The value of the repeated root $t$ for the quadratic equation $t^2 f(x) - 2tf'(x) + f''(x) = 0$ is given by $t = \frac{2f'(x)}{2f(x)} = \frac{f'(x)}{f(x)}$. Substituting $f(x)=e^{3x}$ and $f'(x)=3e^{3x}$, we find $t = \frac{3e^{3x}}{e^{3x}} = 3$. So, $t$ is a constant value of $3$.

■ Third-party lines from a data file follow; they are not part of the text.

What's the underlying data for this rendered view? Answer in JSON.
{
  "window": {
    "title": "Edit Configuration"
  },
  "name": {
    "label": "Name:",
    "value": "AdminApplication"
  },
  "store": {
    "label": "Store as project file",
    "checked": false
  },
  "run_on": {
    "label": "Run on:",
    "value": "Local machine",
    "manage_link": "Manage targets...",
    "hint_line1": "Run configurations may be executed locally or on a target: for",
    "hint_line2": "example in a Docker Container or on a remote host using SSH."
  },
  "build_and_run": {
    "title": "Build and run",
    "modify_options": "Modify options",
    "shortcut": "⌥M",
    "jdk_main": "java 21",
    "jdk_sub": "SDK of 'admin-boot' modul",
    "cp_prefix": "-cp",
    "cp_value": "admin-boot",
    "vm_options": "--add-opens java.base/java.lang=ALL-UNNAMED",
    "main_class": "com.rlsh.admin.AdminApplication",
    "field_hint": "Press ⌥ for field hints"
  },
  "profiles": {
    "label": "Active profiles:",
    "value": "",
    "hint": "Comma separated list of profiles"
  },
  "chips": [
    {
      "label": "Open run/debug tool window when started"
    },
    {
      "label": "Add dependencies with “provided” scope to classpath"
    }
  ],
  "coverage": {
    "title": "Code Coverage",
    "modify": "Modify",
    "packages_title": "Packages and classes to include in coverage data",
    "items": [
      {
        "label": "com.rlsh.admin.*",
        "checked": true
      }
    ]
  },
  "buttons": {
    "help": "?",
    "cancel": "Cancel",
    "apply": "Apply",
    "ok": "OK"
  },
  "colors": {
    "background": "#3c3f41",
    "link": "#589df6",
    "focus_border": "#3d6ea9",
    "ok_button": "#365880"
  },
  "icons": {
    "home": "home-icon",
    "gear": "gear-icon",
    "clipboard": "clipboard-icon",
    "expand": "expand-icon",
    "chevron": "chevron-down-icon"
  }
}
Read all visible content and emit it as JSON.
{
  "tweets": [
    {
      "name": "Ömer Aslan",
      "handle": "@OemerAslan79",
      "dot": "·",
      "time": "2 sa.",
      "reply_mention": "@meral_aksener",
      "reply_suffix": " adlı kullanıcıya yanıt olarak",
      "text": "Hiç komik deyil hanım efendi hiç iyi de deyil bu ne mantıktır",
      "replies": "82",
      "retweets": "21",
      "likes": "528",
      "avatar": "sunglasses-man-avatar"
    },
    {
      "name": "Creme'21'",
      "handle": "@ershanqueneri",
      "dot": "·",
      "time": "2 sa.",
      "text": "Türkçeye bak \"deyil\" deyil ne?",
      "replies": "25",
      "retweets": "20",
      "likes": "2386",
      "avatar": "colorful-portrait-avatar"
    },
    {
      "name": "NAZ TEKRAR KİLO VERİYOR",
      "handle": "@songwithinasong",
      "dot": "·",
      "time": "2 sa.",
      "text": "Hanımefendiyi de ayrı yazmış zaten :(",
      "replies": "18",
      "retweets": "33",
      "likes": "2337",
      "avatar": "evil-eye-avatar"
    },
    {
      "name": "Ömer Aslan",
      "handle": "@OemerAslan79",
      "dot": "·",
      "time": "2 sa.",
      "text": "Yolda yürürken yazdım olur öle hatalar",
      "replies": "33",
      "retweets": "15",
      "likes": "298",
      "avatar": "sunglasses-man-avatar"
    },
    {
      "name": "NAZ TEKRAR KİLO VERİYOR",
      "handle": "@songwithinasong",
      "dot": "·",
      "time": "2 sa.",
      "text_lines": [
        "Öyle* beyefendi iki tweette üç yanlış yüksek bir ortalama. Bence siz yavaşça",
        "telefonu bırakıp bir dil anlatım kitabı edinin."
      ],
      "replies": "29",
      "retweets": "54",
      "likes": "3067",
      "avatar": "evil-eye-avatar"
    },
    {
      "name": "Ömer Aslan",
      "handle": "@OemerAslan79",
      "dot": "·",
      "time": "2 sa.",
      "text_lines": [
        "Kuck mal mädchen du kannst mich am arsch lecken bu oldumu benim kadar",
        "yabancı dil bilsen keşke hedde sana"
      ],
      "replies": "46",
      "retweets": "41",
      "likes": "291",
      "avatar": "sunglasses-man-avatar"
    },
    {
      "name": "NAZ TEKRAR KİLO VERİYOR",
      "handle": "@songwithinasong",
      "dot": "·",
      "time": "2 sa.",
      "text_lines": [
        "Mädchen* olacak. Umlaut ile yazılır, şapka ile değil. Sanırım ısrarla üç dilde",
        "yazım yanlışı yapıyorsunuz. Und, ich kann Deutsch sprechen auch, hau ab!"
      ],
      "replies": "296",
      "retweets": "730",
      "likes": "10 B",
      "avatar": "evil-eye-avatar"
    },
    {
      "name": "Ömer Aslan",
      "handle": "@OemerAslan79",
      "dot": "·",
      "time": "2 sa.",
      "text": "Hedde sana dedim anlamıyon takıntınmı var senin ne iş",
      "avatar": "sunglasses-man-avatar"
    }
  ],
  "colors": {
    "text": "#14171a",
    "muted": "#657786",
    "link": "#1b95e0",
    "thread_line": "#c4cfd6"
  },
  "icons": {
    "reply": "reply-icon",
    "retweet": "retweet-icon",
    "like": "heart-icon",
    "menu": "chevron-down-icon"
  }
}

The limit to evaluate is $\lim_{x \to 0} \left( \frac{f(x)-1}{x} - \frac{t}{3} \right)$. Substituting $f(x) = e^{3x}$ and $t=3$, we get: $\lim_{x \to 0} \left( \frac{e^{3x}-1}{x} - \frac{3}{3} \right) = \lim_{x \to 0} \left( \frac{e^{3x}-1}{x} - 1 \right)$ We know the standard limit $\lim_{y \to 0} \frac{e^y-1}{y} = 1$. By setting $y=3x$, we have $\lim_{x \to 0} \frac{e^{3x}-1}{x} = \lim_{x \to 0} \frac{e^{3x}-1}{3x} \cdot 3 = 1 \cdot 3 = 3$. Alternatively, $\lim_{x \to 0} \frac{f(x)-1}{x}$ is the definition of $f'(0)$. Given $f'(0)=3$, the limit is $f'(0) - \frac{t}{3} = 3 - \frac{3}{3} = 3 - 1 = 2$.